K-means
Intended for:
- all variables are of quantitative type
- Squared Euclidean distance as the dissimilarity measure
Algorithm
- Init centroids
- iter until convergence:
- update each data point's label
- update centroids
- check convergence
Implementation
import numpy as np
from sklearn import datasets
import matplotlib.pyplot as plt
iris = datasets.load_iris()
X, y = iris.data, iris.target
def randomCent(data, k):
return data[np.random.choice(data.shape[0],k,replace=False)]
def squareEucliDist(A,B):
return np.sum(np.power(A-B, 2))
def kMeans(data, k, dist=squareEucliDist, cent=randomCent, ITER = 100, show=True):
n = data.shape[0]
labels = np.zeros(data.shape[0], np.int32)
centroids = cent(data, k)
converged = False
iter = 0
if show:
plt.scatter(data[:,0],data[:,1])
plt.ion()
while not converged:
iter += 1
old_centroids = centroids.copy()
# update labels
for i in range(n):
d = np.array([dist(data[i],centroids[j]) for j in range(k)])
labels[i] = np.argsort(d)[0]
# update centroids
for m in range(k):
centroids[m] = np.mean(data[labels==m],axis=0)
if show:
plt.cla()
for m in range(k):
tmp = data[labels==m]
plt.scatter(tmp[:,0], tmp[:,1], marker='x')
plt.scatter(centroids[:,0],centroids[:,1], marker='o')
plt.pause(0.2)
# check converge
if np.mean(np.power(old_centroids-centroids, 2))==0 or iter==ITER:
converged = True
if show:
plt.ioff()
plt.show()
return labels, centroids
data = X[:,[1,3]]
labels, cent = kMeans(data, 3, show=True)
data = X[:,:]
labels, cent = kMeans(data, 3, show=False)

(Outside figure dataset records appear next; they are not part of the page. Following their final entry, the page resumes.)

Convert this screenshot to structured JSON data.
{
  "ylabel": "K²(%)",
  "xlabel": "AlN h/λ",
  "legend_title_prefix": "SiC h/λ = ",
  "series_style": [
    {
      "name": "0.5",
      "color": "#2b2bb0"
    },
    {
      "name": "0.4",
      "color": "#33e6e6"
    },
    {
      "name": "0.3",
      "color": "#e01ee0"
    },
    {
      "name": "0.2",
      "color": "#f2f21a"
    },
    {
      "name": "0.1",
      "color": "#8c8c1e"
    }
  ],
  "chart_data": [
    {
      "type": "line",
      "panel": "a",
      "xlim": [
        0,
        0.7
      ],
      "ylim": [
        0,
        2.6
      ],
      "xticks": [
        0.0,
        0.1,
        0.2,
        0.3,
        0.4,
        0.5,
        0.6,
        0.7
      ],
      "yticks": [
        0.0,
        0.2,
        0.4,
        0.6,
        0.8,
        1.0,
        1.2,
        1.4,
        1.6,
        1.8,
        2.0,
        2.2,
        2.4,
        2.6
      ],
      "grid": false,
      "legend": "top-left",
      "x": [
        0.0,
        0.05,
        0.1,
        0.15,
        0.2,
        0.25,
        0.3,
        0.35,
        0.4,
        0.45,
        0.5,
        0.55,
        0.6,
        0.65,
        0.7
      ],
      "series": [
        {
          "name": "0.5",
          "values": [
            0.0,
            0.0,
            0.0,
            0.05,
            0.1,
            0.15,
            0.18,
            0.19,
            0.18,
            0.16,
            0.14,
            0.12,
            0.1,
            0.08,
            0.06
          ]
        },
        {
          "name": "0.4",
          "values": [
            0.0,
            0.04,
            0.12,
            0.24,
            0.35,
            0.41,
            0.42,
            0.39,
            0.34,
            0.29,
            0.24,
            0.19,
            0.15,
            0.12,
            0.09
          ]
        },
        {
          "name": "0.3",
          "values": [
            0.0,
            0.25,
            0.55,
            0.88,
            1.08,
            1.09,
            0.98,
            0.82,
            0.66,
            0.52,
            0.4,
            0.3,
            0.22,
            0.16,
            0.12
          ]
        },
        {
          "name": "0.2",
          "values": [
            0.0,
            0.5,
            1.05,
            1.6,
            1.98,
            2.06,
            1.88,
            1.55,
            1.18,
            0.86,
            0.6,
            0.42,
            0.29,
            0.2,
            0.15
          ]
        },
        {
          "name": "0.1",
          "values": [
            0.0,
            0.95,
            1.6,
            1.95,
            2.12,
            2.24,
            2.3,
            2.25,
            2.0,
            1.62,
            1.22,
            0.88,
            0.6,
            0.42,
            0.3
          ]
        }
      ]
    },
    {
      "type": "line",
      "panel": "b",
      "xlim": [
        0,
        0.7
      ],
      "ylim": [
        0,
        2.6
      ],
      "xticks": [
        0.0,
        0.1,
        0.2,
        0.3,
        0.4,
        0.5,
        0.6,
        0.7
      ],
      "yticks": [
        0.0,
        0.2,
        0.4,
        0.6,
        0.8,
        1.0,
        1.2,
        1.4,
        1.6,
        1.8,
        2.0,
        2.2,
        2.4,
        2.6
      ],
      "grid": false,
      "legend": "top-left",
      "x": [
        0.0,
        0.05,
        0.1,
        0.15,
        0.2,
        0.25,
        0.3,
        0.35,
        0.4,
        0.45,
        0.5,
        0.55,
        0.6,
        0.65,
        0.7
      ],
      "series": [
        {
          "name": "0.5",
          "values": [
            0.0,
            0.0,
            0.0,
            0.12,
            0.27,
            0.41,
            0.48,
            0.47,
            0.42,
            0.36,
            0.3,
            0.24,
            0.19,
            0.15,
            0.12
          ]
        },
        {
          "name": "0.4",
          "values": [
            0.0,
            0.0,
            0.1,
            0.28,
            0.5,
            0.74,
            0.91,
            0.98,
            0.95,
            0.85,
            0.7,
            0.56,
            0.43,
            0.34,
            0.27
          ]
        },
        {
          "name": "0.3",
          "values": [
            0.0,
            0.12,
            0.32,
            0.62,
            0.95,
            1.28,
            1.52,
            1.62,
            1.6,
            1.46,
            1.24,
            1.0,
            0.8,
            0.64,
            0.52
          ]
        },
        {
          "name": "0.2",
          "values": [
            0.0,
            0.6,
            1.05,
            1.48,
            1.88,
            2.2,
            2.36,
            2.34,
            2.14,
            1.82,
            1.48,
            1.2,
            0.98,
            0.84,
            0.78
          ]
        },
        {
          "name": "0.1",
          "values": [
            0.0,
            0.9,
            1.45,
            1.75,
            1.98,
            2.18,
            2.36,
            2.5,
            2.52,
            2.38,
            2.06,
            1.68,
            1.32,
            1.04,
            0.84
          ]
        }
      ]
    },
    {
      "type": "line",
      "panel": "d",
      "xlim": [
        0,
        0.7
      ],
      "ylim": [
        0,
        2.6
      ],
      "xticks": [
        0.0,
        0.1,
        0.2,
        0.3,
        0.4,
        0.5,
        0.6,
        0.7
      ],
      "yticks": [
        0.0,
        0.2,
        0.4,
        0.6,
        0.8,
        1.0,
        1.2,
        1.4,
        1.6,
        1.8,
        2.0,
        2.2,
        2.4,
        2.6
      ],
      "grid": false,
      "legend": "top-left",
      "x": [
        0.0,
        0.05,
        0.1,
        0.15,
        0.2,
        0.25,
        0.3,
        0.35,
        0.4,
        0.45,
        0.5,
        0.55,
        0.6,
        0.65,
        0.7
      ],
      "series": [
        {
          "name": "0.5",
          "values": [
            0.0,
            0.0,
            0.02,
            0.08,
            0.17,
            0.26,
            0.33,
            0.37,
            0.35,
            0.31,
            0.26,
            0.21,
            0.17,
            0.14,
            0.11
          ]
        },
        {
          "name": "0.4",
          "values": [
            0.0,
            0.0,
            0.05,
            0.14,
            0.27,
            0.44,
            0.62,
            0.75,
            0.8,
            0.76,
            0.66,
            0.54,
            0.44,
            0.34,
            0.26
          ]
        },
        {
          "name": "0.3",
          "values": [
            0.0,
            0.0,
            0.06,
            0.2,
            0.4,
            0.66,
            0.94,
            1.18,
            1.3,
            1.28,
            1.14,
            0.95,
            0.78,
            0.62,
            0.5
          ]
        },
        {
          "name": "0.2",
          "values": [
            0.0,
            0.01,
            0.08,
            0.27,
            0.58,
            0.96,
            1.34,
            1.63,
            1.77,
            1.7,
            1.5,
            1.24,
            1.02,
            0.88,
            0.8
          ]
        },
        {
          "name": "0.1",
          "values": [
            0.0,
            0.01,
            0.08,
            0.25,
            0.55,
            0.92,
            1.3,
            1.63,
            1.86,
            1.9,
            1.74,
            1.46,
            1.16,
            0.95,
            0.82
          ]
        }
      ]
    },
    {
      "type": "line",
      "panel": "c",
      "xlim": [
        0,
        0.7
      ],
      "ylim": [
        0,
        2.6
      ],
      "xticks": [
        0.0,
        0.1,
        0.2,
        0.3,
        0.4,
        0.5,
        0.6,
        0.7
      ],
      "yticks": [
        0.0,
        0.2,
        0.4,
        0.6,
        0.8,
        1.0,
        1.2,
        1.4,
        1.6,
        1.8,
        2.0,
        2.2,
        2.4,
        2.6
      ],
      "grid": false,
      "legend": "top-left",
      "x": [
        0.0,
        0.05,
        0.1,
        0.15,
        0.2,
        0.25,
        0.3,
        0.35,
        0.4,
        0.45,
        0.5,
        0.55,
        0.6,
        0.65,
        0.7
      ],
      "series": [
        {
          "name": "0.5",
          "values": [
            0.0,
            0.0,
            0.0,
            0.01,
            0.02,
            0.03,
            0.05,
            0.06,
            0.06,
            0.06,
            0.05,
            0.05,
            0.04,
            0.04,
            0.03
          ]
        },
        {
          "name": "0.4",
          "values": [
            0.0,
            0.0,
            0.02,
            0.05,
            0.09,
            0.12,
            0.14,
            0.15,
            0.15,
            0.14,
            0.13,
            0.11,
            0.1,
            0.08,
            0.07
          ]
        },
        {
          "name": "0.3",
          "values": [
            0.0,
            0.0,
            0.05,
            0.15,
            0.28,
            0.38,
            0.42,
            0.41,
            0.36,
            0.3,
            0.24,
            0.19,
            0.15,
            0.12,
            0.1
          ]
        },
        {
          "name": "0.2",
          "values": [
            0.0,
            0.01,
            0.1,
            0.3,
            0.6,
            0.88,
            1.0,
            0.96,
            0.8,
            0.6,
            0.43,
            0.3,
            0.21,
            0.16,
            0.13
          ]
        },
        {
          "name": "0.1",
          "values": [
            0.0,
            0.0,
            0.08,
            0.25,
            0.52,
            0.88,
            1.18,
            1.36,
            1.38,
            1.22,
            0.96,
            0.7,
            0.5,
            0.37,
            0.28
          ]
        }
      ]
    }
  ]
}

print('Accuracy:',max(np.sum(labels==y), np.sum(labels==(y+3)%3), np.sum(labels==(y+2)%3))/y.shape[0])
sklean
from sklearn.cluster import KMeans
km = KMeans(3).fit(data)
labels, cent = km.labels_, km.cluster_centers_
'''
KMeans()
n_clusters = 8
init = 'k-means++'
n_init = 10 # run idependently for 10 times and select the best
max_iter = 300
random_state = None # random seed. eg.set to 0
algorithm = 'auto'
other uses:
labels = KMeans(3).fit_predict(data)
test = km.predict([1,2])
...
'''
k-means++
select the initial centroids as far as possible:
def ppCent(data, k, dist=squareEucliDist):
centroids = list(data[np.random.choice(data.shape[0],1)])
for i in range(1, k):
D = []
for j in range(data.shape[0]):
D.append([dist(data[j],centroids[k]) for k in range(len(centroids))])
D = np.min(np.array(D),axis=1)
centroids.append(data[np.argsort(D)[-1]])
return np.array(centroids)
(Weighted) Kernel k-means
One limit for k-means is that it always cluster by a hyperplane.
So we can use a transfer function \(\phi()\) to transfer each data vector into a higher dimension, then apply traditional k-means.
Besides, we can also add weight for each data vector.
\[
\displaylines{
\sum_{c=1}^{k}\sum_{a_i \in \pi_c} w_i||\phi(a_i) - m_c||^2
}
\]
Further more, if we simply expand the \(l2\) norm, we notice that we even needn't knowing the explicit form of \(\phi()\) to compute this norm.
All we need is a Kernel Matrix \(K\), where \(K_{ij} = \phi(a_i)\phi(a_j)\)
for example, a polynomial \(K\) can be defined as:
\[
\displaylines{
K_{ij} = (a_i \cdot a_j + c)^d
}
\]
Spherical k-means
Used in document clustering, replace Euclidean Distance with Cosine Distance.